One of the most popular programs initiated by the HBAM has been the establishment of toll-free help line (888-LLAMA-HB) that is used primarily by Spanish-speaking residents. It is designed to make it easier for residents whose first language is Spanish and have trouble seeking and securing legal services because of a language barrier. Many of the callers otherwise could not afford legal services, and if they could, they may not know where to get them, Garcia said.

The number of calls on that help line has steadily increased over the years, just as the membership has grown. Once residents understand that the 1-888 line is not part of a government-run effort, they generally are more willing to use it regularly, according to Garcia. Area Spanish-speaking residents commonly use that line for questions about such legal issues as immigration, worker’s compensation and family law issues. It is staffed by Spanish-speaking attorneys.

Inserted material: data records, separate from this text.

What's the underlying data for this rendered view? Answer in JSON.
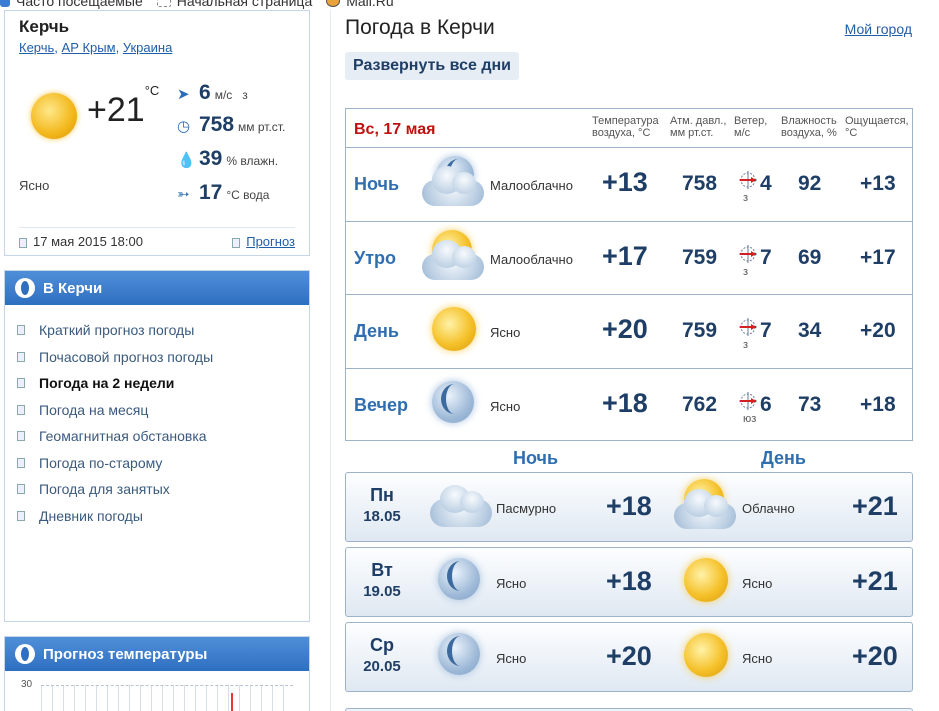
{
  "bookmarks": [
    "Часто посещаемые",
    "Начальная страница",
    "Mail.Ru"
  ],
  "city": {
    "name": "Керчь",
    "path": [
      "Керчь",
      "АР Крым",
      "Украина"
    ],
    "temp": "+21",
    "temp_unit": "°C",
    "condition": "Ясно",
    "wind_value": "6",
    "wind_unit": "м/с",
    "wind_dir": "з",
    "pressure_value": "758",
    "pressure_unit": "мм рт.ст.",
    "humidity_value": "39",
    "humidity_unit": "% влажн.",
    "water_value": "17",
    "water_unit": "°С вода",
    "updated": "17 мая 2015 18:00",
    "forecast_link": "Прогноз"
  },
  "menu": {
    "title": "В Керчи",
    "items": [
      {
        "label": "Краткий прогноз погоды",
        "active": false
      },
      {
        "label": "Почасовой прогноз погоды",
        "active": false
      },
      {
        "label": "Погода на 2 недели",
        "active": true
      },
      {
        "label": "Погода на месяц",
        "active": false
      },
      {
        "label": "Геомагнитная обстановка",
        "active": false
      },
      {
        "label": "Погода по-старому",
        "active": false
      },
      {
        "label": "Погода для занятых",
        "active": false
      },
      {
        "label": "Дневник погоды",
        "active": false
      }
    ]
  },
  "temp_forecast": {
    "title": "Прогноз температуры",
    "axis_label": "30"
  },
  "main": {
    "title": "Погода в Керчи",
    "my_city": "Мой город",
    "expand_label": "Развернуть все дни",
    "today": {
      "date": "Вс, 17 мая",
      "columns": [
        {
          "line1": "Температура",
          "line2": "воздуха, °С"
        },
        {
          "line1": "Атм. давл.,",
          "line2": "мм рт.ст."
        },
        {
          "line1": "Ветер,",
          "line2": "м/с"
        },
        {
          "line1": "Влажность",
          "line2": "воздуха, %"
        },
        {
          "line1": "Ощущается,",
          "line2": "°С"
        }
      ],
      "rows": [
        {
          "part": "Ночь",
          "icon": "moon-cloud-icon",
          "cond": "Малооблачно",
          "temp": "+13",
          "pressure": "758",
          "wind": "4",
          "wind_dir": "з",
          "humidity": "92",
          "feels": "+13"
        },
        {
          "part": "Утро",
          "icon": "sun-cloud-icon",
          "cond": "Малооблачно",
          "temp": "+17",
          "pressure": "759",
          "wind": "7",
          "wind_dir": "з",
          "humidity": "69",
          "feels": "+17"
        },
        {
          "part": "День",
          "icon": "sun-icon",
          "cond": "Ясно",
          "temp": "+20",
          "pressure": "759",
          "wind": "7",
          "wind_dir": "з",
          "humidity": "34",
          "feels": "+20"
        },
        {
          "part": "Вечер",
          "icon": "moon-icon",
          "cond": "Ясно",
          "temp": "+18",
          "pressure": "762",
          "wind": "6",
          "wind_dir": "юз",
          "humidity": "73",
          "feels": "+18"
        }
      ]
    },
    "night_label": "Ночь",
    "day_label": "День",
    "forecast": [
      {
        "dow": "Пн",
        "date": "18.05",
        "night_icon": "cloud-icon",
        "night_cond": "Пасмурно",
        "night_temp": "+18",
        "day_icon": "sun-cloud-icon",
        "day_cond": "Облачно",
        "day_temp": "+21"
      },
      {
        "dow": "Вт",
        "date": "19.05",
        "night_icon": "moon-icon",
        "night_cond": "Ясно",
        "night_temp": "+18",
        "day_icon": "sun-icon",
        "day_cond": "Ясно",
        "day_temp": "+21"
      },
      {
        "dow": "Ср",
        "date": "20.05",
        "night_icon": "moon-icon",
        "night_cond": "Ясно",
        "night_temp": "+20",
        "day_icon": "sun-icon",
        "day_cond": "Ясно",
        "day_temp": "+20"
      }
    ]
  }
}
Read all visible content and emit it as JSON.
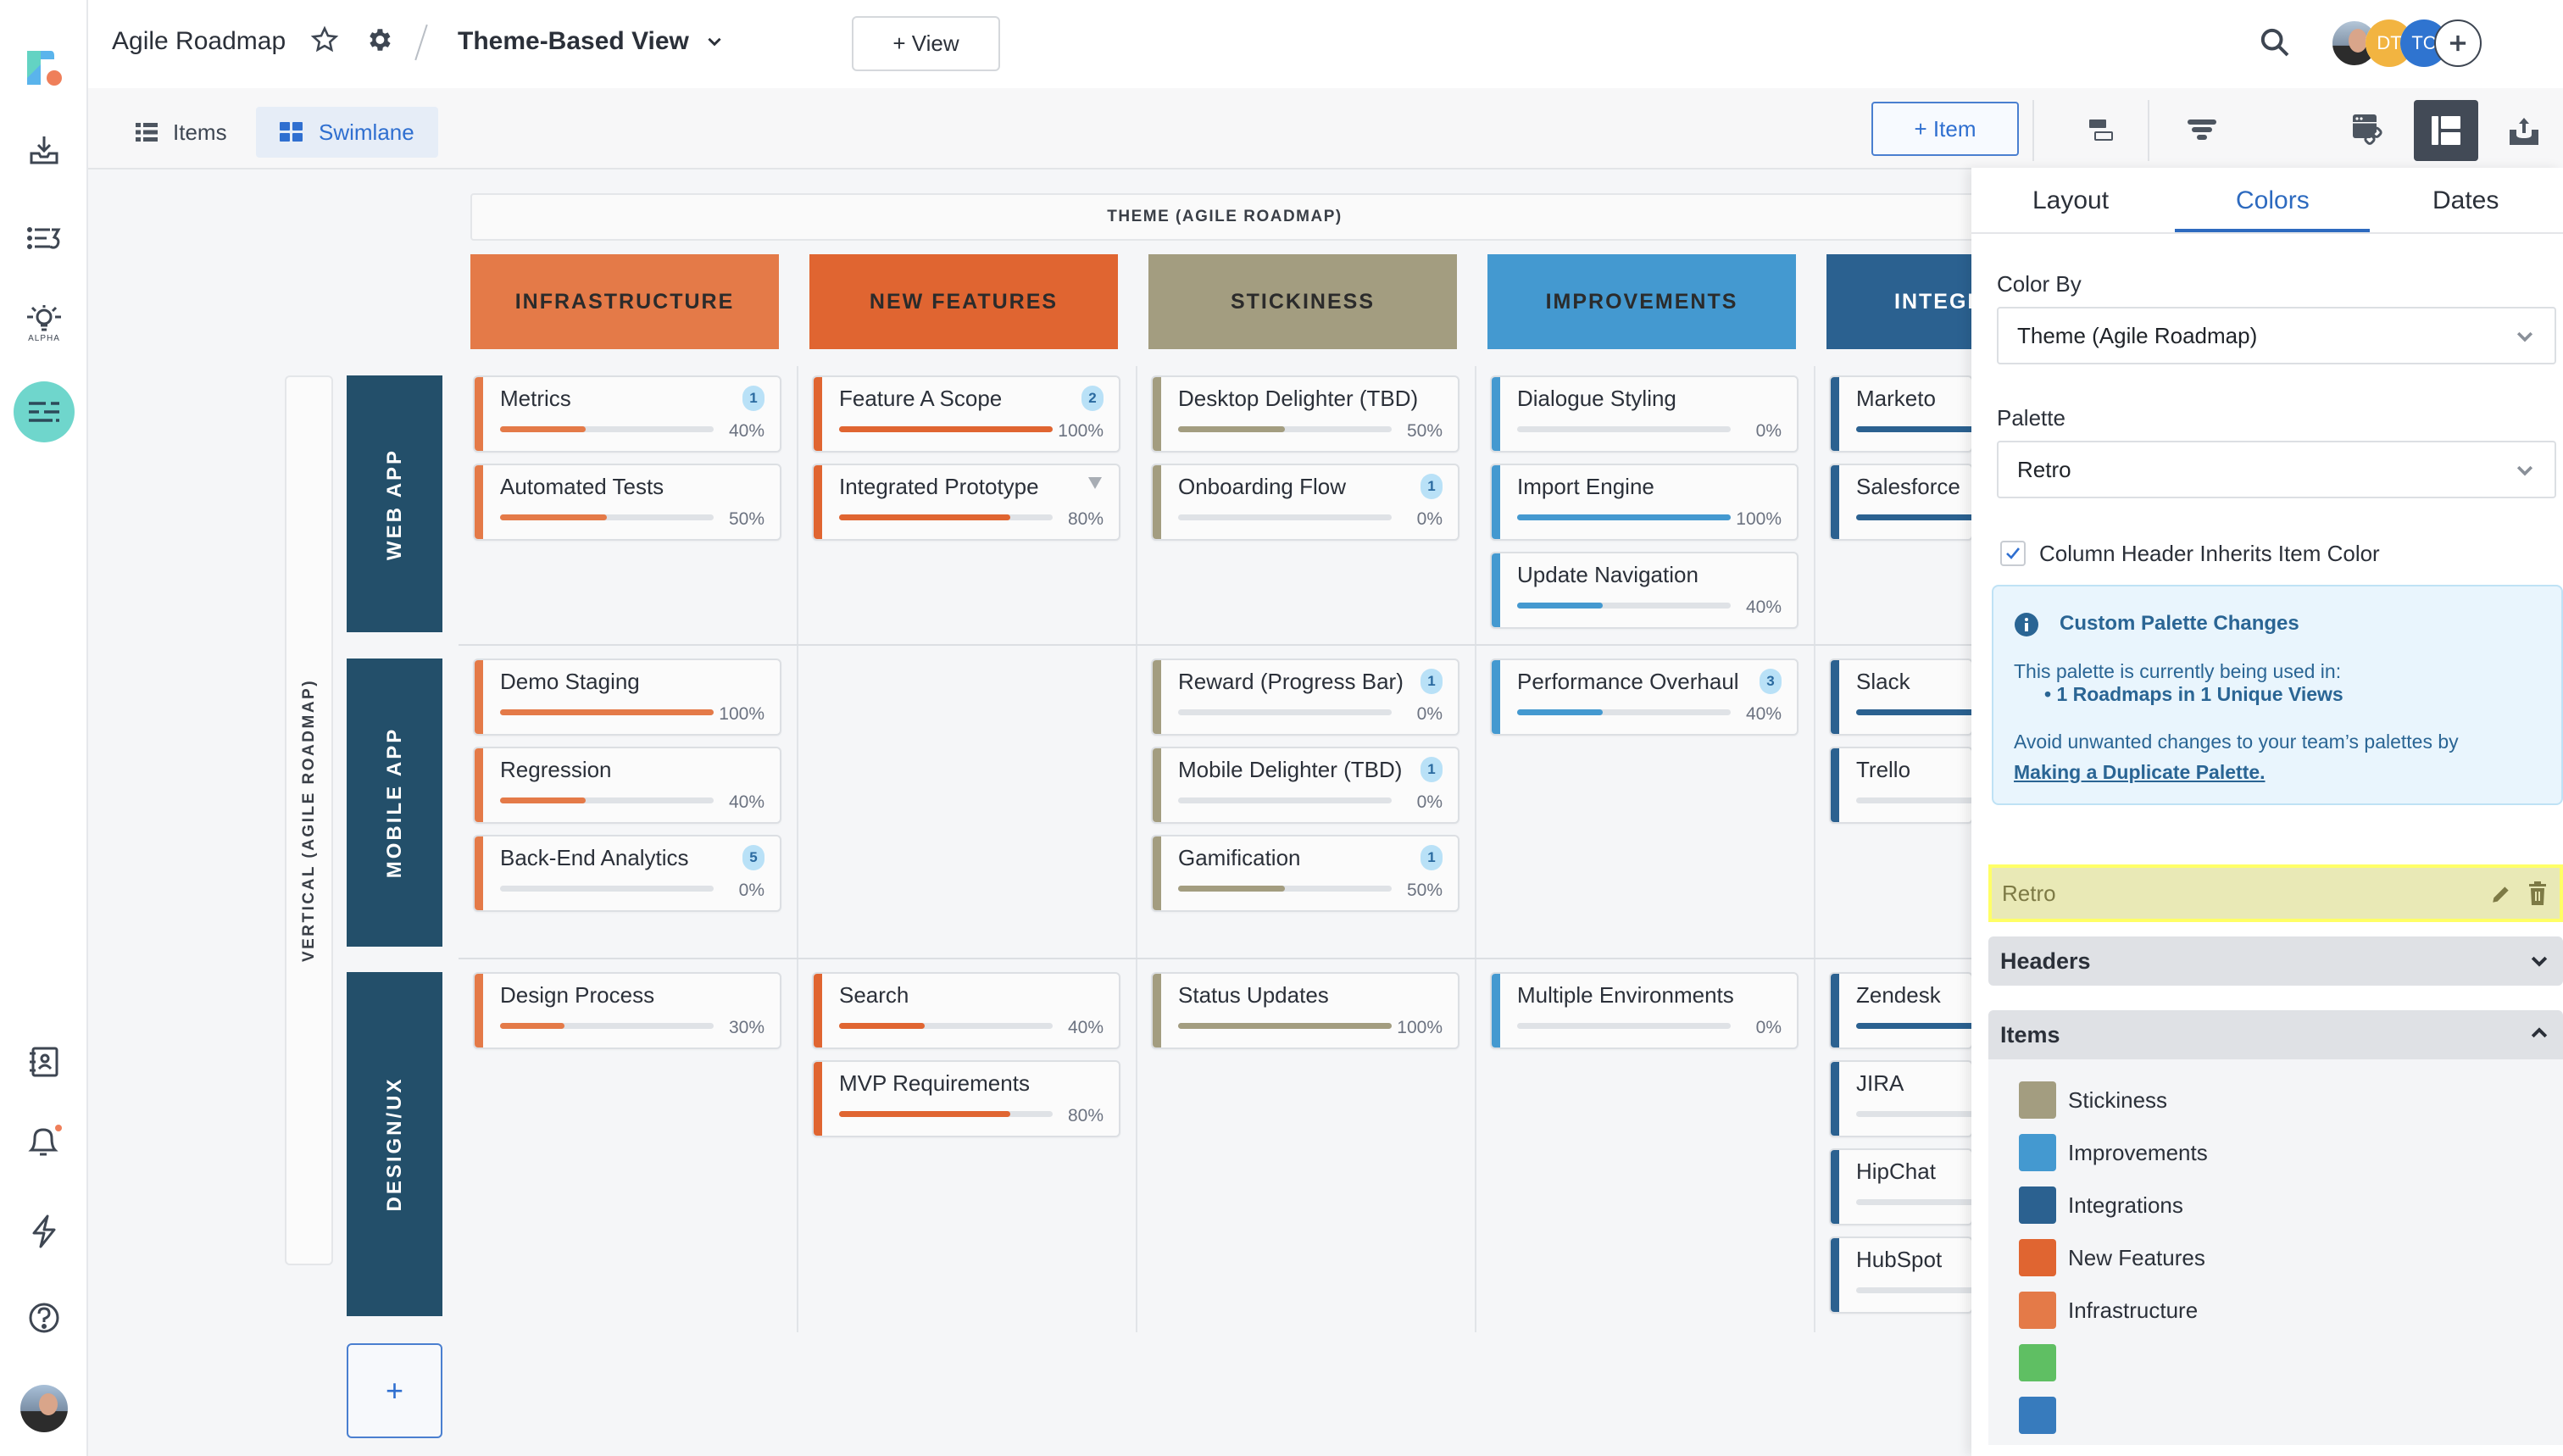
{
  "header": {
    "roadmap_title": "Agile Roadmap",
    "view_title": "Theme-Based View",
    "add_view_label": "+ View",
    "avatars": [
      {
        "initials": "",
        "color": "#6b7b8c",
        "kind": "photo"
      },
      {
        "initials": "DT",
        "color": "#f2b441"
      },
      {
        "initials": "TC",
        "color": "#2f74d0"
      }
    ]
  },
  "left_nav": {
    "items": [
      "logo",
      "inbox-download",
      "list-sort",
      "ideas-alpha",
      "roadmaps",
      "contacts",
      "notifications",
      "integrations",
      "help",
      "profile"
    ],
    "alpha_label": "ALPHA"
  },
  "toolbar": {
    "tabs": [
      {
        "label": "Items",
        "active": false
      },
      {
        "label": "Swimlane",
        "active": true
      }
    ],
    "add_item_label": "+ Item"
  },
  "board": {
    "column_axis_label": "THEME (AGILE ROADMAP)",
    "row_axis_label": "VERTICAL (AGILE ROADMAP)",
    "add_row_label": "+",
    "columns": [
      {
        "name": "INFRASTRUCTURE",
        "color": "#e47a48"
      },
      {
        "name": "NEW FEATURES",
        "color": "#e06531"
      },
      {
        "name": "STICKINESS",
        "color": "#a39d80"
      },
      {
        "name": "IMPROVEMENTS",
        "color": "#4499d0"
      },
      {
        "name": "INTEGRATIONS",
        "color": "#2b6190",
        "visible_label": "INTEGR"
      }
    ],
    "rows": [
      {
        "name": "WEB APP",
        "color": "#234f6a"
      },
      {
        "name": "MOBILE APP",
        "color": "#234f6a"
      },
      {
        "name": "DESIGN/UX",
        "color": "#234f6a"
      }
    ],
    "cells": [
      [
        [
          {
            "name": "Metrics",
            "progress": 40,
            "badge": "1"
          },
          {
            "name": "Automated Tests",
            "progress": 50
          }
        ],
        [
          {
            "name": "Feature A Scope",
            "progress": 100,
            "badge": "2"
          },
          {
            "name": "Integrated Prototype",
            "progress": 80,
            "flag": "triangle"
          }
        ],
        [
          {
            "name": "Desktop Delighter (TBD)",
            "progress": 50
          },
          {
            "name": "Onboarding Flow",
            "progress": 0,
            "badge": "1"
          }
        ],
        [
          {
            "name": "Dialogue Styling",
            "progress": 0
          },
          {
            "name": "Import Engine",
            "progress": 100
          },
          {
            "name": "Update Navigation",
            "progress": 40
          }
        ],
        [
          {
            "name": "Marketo",
            "progress": 100
          },
          {
            "name": "Salesforce",
            "progress": 100
          }
        ]
      ],
      [
        [
          {
            "name": "Demo Staging",
            "progress": 100
          },
          {
            "name": "Regression",
            "progress": 40
          },
          {
            "name": "Back-End Analytics",
            "progress": 0,
            "badge": "5"
          }
        ],
        [],
        [
          {
            "name": "Reward (Progress Bar)",
            "progress": 0,
            "badge": "1"
          },
          {
            "name": "Mobile Delighter (TBD)",
            "progress": 0,
            "badge": "1"
          },
          {
            "name": "Gamification",
            "progress": 50,
            "badge": "1"
          }
        ],
        [
          {
            "name": "Performance Overhaul",
            "progress": 40,
            "badge": "3"
          }
        ],
        [
          {
            "name": "Slack",
            "progress": 100
          },
          {
            "name": "Trello",
            "progress": 0
          }
        ]
      ],
      [
        [
          {
            "name": "Design Process",
            "progress": 30
          }
        ],
        [
          {
            "name": "Search",
            "progress": 40
          },
          {
            "name": "MVP Requirements",
            "progress": 80
          }
        ],
        [
          {
            "name": "Status Updates",
            "progress": 100
          }
        ],
        [
          {
            "name": "Multiple Environments",
            "progress": 0
          }
        ],
        [
          {
            "name": "Zendesk",
            "progress": 100
          },
          {
            "name": "JIRA",
            "progress": 0
          },
          {
            "name": "HipChat",
            "progress": 0
          },
          {
            "name": "HubSpot",
            "progress": 0
          }
        ]
      ]
    ]
  },
  "panel": {
    "tabs": [
      {
        "label": "Layout",
        "active": false
      },
      {
        "label": "Colors",
        "active": true
      },
      {
        "label": "Dates",
        "active": false
      }
    ],
    "color_by_label": "Color By",
    "color_by_value": "Theme (Agile Roadmap)",
    "palette_label": "Palette",
    "palette_value": "Retro",
    "inherit_checkbox_label": "Column Header Inherits Item Color",
    "inherit_checked": true,
    "info": {
      "title": "Custom Palette Changes",
      "used_in": "This palette is currently being used in:",
      "bullet": "• 1 Roadmaps in 1 Unique Views",
      "avoid": "Avoid unwanted changes to your team’s palettes by",
      "link": "Making a Duplicate Palette."
    },
    "palette_name": "Retro",
    "headers_label": "Headers",
    "items_label": "Items",
    "item_colors": [
      {
        "label": "Stickiness",
        "color": "#a39d80"
      },
      {
        "label": "Improvements",
        "color": "#4499d0"
      },
      {
        "label": "Integrations",
        "color": "#2b6190"
      },
      {
        "label": "New Features",
        "color": "#e06531"
      },
      {
        "label": "Infrastructure",
        "color": "#e47a48"
      },
      {
        "label": "",
        "color": "#5fbf63"
      },
      {
        "label": "",
        "color": "#377bbd"
      }
    ]
  },
  "colors": {
    "accent": "#2d6abf",
    "nav_active": "#6fd6cc",
    "notification_dot": "#ef7f5a"
  }
}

“I think there is a trust factor there that some area residents have struggled with,” Garcia said. “But they quickly come to trust (the benefits of the 1-888 help line).”

The HBAM and its members also have taken on a leadership role in the community, providing access for area residents to political leaders. The Hispanic Bar also has allowed those elected officials to better understand the needs of the community’s Hispanic population, Garcia said.

HBAM members, for example, sent out letters to various media outlets this summer that criticized the controversial immigration law signed by Arizona Gov. Jan Brewer in April. The Hispanic Bar also has organized various events that have allowed residents to meet with Congressional, state, and mayoral candidates.

“We want to help leadership understand where Latinos stand on such issues but we want the dialogue to go both ways,” Garcia said. “We don’t preach a particular brand of politics. We really just want to keep residents informed.”

And the HBAM is involved in a wide range of pro bono activities. Each October, members provide free legal services as part of an organized effort. The last two years free legal services were provided to area residents at Detroit’s Holy Redeemer Catholic Church.

Growth has come steadily for the HBAM, which Garcia sees as a positive. As the Hispanic Bar gets more exposure, some of its events and efforts become more institutionalized, which helps provide stability and a sense of legitimacy to a wider audience. The annual holiday party each November is a well-attended event that also serves as a fund-raiser. And its work with Wayne State’s Latino Studies program continues to expose the HBAM to potential new members, donors, and sponsors.

“We want to make the efforts of the HBAM more than just the individual contributions of any one member,” Garcia said. “It’s important that we continue to build active partnerships and build upon a sense of strong goodwill with current and future members.”

Garcia, along with fellow officers David Maquera, Caterine Amaro and Alfredo Casab, and other members of the board of directors, hope to add more annual events. Roundtable discussions and meetings with elected officials and political candidates is one immediate goal, Garcia said. The HBAM also plans to host a black-tie celebration this coming year to celebrate the 20th anniversary.

One of the founding members of the HBAM was Judge Isidore Torres, who previously served on the 36th District Court and with the Wayne County Circuit Court. Torres has recently been a visiting judge on the Michigan Court of Appeals, and the Monroe and Lenawee County circuit courts.

“It would be a great thing to allow some of our founding members to celebrate what they have accomplished with a fun event in the coming months,” Garcia said. “It’s an effort and tradition we continue to build upon each year.”